Nothing at all stood in her way. She got the marks, she was accepted at the University of Toronto, and Gordon had recognized her commitment and taken her under his wing, as he had several promising students before her, who now had reputations of their own in the field. She couldn’t have asked for a better start to her professional career than to work under a man of Gordon’s calibre on a find of such importance.
Her personal life was comfortable. She had had an easy, fairly happy childhood, and had come through the teenage years with only a couple of years of tears and slamming doors and impossible parents before things had righted themselves. Zara dated only casually, and kept things light. Of course one day she hoped to fall in love, but she was in no hurry.
And yet . . . like Alexander, she wanted to weep.
Why? What was missing from her life? What did she want?
For no reason at all, she was suddenly remembering the piercing eyes of the bandit chief as he stared at her on that morning a few days before. There had been another world in his eyes, a world far from her own neat, comfortable existence. That dark, hungry gaze had promised her a passion, a way of living she had never even dreamed of... till now.

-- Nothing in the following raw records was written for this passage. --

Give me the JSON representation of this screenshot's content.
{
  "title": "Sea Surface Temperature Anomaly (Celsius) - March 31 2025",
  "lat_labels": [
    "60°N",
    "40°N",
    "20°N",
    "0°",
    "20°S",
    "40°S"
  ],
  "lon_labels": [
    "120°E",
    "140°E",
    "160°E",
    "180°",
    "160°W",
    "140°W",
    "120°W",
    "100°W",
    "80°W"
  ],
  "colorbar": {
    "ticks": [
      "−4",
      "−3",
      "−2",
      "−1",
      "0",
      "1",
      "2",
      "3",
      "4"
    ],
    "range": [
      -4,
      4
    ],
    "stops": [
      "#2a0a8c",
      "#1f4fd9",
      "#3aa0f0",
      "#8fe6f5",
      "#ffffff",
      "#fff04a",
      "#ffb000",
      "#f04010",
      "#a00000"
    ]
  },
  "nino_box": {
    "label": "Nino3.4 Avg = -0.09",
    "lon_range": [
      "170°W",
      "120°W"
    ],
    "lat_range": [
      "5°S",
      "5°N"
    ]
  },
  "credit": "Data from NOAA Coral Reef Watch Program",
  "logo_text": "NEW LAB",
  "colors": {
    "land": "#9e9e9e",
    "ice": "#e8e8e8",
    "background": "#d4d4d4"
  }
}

For a moment she thought of what it would have meant if he had come after her... swung her up on his horse and ridden away with her. They said he might try to take a hostage, but he had not looked at her like a man who sees a potential hostage. Zara shivered at the memory of how he had looked at her.
She had run harder, faster than she had ever run in her life to escape him. Her heart had never beaten so hard. She closed her eyes, shutting out the glare of the sun on the desert, but the bandit’s eyes were still with her.